3 common missteps when meeting people where they are (and how to combat them)
Your goal with messaging is to reach people where they are. To do this, think about answering:
- Where do your ideal customers eat?
- Where are they located?
- Do they commute?
- What's their day look like?
- What are they excited about?
These are just a few things you should know about reaching your target audience. Developing buyer personas for your product lines will help clear up targeting issues and bring more focus into who you are trying to reach for a particular advertisement. Your personas should be specific, understandable, and executable.
When deciding exactly where to meet your buyer personas where they're at, so they don't need to hunt for your information, there are three common issues that need to be considered.
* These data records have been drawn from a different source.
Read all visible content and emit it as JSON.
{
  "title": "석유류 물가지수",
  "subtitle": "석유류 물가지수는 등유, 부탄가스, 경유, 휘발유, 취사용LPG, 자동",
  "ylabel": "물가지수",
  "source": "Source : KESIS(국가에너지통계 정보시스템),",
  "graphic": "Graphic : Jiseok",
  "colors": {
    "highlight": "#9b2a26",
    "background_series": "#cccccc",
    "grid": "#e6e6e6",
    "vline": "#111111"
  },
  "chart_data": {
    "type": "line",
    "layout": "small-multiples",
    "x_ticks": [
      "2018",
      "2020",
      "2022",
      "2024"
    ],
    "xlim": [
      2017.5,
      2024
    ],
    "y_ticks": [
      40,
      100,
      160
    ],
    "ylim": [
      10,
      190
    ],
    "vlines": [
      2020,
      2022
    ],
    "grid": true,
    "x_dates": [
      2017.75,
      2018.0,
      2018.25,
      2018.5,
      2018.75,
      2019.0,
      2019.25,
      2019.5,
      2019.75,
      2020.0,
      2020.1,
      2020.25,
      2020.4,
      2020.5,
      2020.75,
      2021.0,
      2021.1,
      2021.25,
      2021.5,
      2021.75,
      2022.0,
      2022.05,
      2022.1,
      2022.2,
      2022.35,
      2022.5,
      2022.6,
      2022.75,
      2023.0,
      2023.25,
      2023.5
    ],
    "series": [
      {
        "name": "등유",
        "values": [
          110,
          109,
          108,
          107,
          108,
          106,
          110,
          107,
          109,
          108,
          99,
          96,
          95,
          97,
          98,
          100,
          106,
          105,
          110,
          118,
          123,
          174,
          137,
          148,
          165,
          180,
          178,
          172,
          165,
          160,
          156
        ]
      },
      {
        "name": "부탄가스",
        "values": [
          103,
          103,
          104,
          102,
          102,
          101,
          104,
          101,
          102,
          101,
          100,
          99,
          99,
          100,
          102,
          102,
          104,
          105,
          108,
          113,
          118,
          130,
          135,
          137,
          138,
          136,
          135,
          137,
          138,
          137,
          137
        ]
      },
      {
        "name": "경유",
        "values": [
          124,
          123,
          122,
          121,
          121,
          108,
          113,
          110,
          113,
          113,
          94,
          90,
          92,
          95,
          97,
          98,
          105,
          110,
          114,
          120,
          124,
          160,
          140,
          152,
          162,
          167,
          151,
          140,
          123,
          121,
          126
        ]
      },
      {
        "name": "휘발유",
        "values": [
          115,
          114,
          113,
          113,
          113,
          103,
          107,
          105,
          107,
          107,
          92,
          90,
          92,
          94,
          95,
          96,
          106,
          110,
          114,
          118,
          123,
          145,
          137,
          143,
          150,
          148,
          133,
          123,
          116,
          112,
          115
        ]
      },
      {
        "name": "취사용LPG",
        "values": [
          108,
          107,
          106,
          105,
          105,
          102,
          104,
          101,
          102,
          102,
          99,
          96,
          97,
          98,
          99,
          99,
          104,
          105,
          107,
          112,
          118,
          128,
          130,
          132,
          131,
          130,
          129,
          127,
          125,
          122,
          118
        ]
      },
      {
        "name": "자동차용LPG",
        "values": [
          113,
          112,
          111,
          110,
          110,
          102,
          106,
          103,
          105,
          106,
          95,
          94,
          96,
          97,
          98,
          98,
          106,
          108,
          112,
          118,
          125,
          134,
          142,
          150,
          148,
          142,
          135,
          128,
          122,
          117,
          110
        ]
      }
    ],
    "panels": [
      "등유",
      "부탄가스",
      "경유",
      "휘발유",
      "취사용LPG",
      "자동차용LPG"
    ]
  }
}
What you need to keep in mind includes:
People have short - squirrel.
People needed to be grabbed and grabbed quickly. People decide whether or not they will continue watching an advertisement in 3 seconds (or 8 seconds max which is shorter than a goldfish). That means you have 3 seconds during a video advertisement to convince someone to continue watching.
Other types of advertisements, outside of digital, have little research into how much people are continuing to read or engage with them. Print magazines gauge impressions - number of people who they have likely reached - rather than being able to say someone looked at your ad for 10 seconds.
Ways to combat short attention spans:
- Create content that engages quickly. Using cuts of video, attention grabbing headlines, and visuals can help someone decide an article is worth reading.
- Make articles accessible. Minimize the number of clicks it takes to engage with your content. Like online shopping, online reading can be hindered by an increased number of clicks.
- Create a brand promise around engagement. If your content is always engaging to your target audience, they will be more likely to give you the benefit of the doubt for a given piece of content. They will also come back for new content rather than needing to reach out to them every time.
Noise is everywhere.
There are a couple different types of noise. Noise can be that there are too many messages vying for attention in the same space. It can be literal noise when it comes to someone receiving the ad. Noise is what interferes with someone receiving a message as intended.
This is the Shannon-Weaver model of communication. It describes how messages have issues reaching a selected individual. More stressing is the Interactive Model of Communication, insinuating that there is noise around the entire process of communication.
Ways to combat noise:
- Choose the right time and place to interact. Understand your target audience's limitations and biases to make sure you're reaching them at a prime time for minimizing noise. Do your research in advance and test your ads to see what's working.
- Be engaging. Exceptional content can help cut through the noise of a overwhelmed psyche. It's one of the reasons Buzzfeed rose to popularity.
- Be different. One of the issues with noise is separating quality from a jumble of messages vying for contention. Separate your content as much as possible from what's next to you on the magazine stand, in someone's News feed, or along their drive home.
Attention is limited. Use it wisely.
People have a limited amount of time and attention to spend on an advertisement. They may be present while their is an ad going on, but there's no guarantee that they're absorbing the information. Choosing a better time of day or method of engagement can help assuage this issue.
Be careful when choosing where you're reaching customers to take into account how they might be feeling. If they're workaholics, maybe they will be working during their commute and will only skim an ad. If they're single moms, maybe they can't focus on picking up their kids from school around 3 pm rather than watching the TV that's may be running in the background. These are example scenarios - and can severely impact people's reception of your advertisement.
Ways to combat limited attention:
- Find a better topic. People engage with content they want to engage with. Simply because you've paid for air time doesn't mean people are listening. If you've chosen a paid way into impressions or reach, impress with content that grabs attention by being relevant.
- Find a time when your target audience can focus. Is that late at night? Early in the morning? When they're taking a break at work? Maybe there's a particular medium they are able to focus on. Take time to know these places to make the best decisions for ad placement.